Selülit erkeklerde sık görülmemekte. Ancak erkeksi hormonlar olan androjenlerin yetersizliğinde; Klinefelter-sendromu, hypo-gonadizim yada sirozda(alkol kullanımına bağlı karaciğeryetersizliklerinde) selülit gelişebilmektedir.
Özellikle son otuz yılda kozmetik ve estetik sektörü sosyal medyayıda kullanarak seluliti bir cilt ve sağlık sorunu olarak gündeme taşıyarak kadınların korkulu rüyası haline getirdi. Sellülit tedavileri inanılmaz çeşitli, uzun süreli tedaviler isteyen, ekonomik olarak yüksek maliyetli ve etkinlikleri halen çok tartışmalıdır.
Bizlerin ortak düşüncesi, selülit olarak tanımlanan bu fizyolojik sürecin radikal ve kalıcı bir tedavisinin olmadığı ancak selülitn görsel görünümün hafiletilebileceği yönünde. Bu makalede selülitte kullanılan tedavi yöntemlerini anlatmaya çalışacağız.

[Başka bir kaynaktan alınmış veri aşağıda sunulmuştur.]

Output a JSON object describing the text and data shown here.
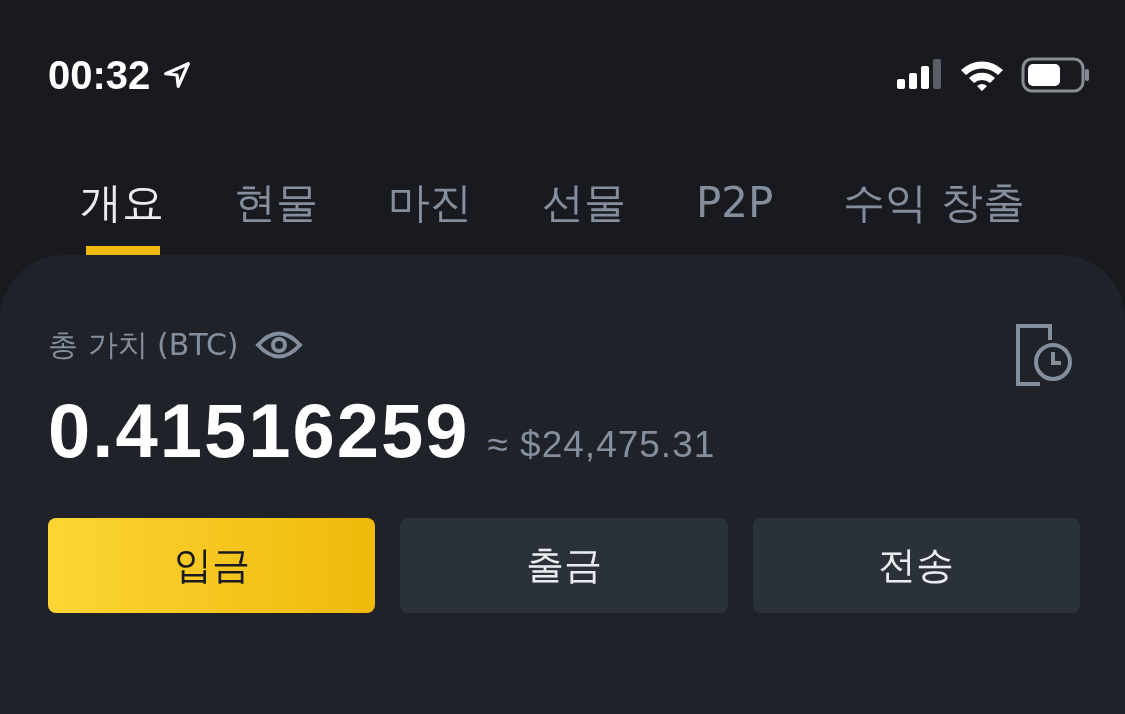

Deri altı yağ dokusu basitçe yağ hücrelerinin-adipositlerin bir araya gelerek oluşturdukları lobül ve bunların arasında septa denilen fibröz yapılardan oluşmakta. Septalar deri altı dokusundan dermise kadar uzanmakta. Adipositler bir araya gelerek bu septalar arasında "yağ dokusu lobüllerini" oluşturmakta. Lobüller arasındaki septalarda zengin damarsal ve lanfatik dolaşım sistemi bulunmakta. Yağ dokusu lobülleri adipositlerin aşırı yağ depolaması ile genişlediğinde, dolaşımdan kaynaklanan ödem yada daha derindeki-hipodermal yağ dokusu artışı deri yüzeyine itildiğinde "papilla adiposa" denilen çıkıntılar ve aradaki septaların gerilmesi ile çökmeler yaşanmakta. Buda deri yüzeyinde istenmeyen selülit görünümüne neden olmakta. Kilo fazlalığı-Yüksek BMI durumlarında daha derin dokularda yağ birikimi klinik görünümü daha belirgn hale getirmekte. Kadın ve erkeklerde septaların deri altında yerleşimi ve kalınlıklarındaki farklılıklar kadınlarda selülit gelişimindeki temel neden olarak görünmekte. Erkeklerde septaların deri yağ dokusunda çapraz yapılanması selülit klinik görünümünün oluşmasını engellemekte. Kadınlarda vücudun belli alanlarında; karın ve uyluk gibi daha fazla selülitin görünmesi bu alanlarda fibröz septaların dermise uzanma özelliklerinden kaynaklanmakta.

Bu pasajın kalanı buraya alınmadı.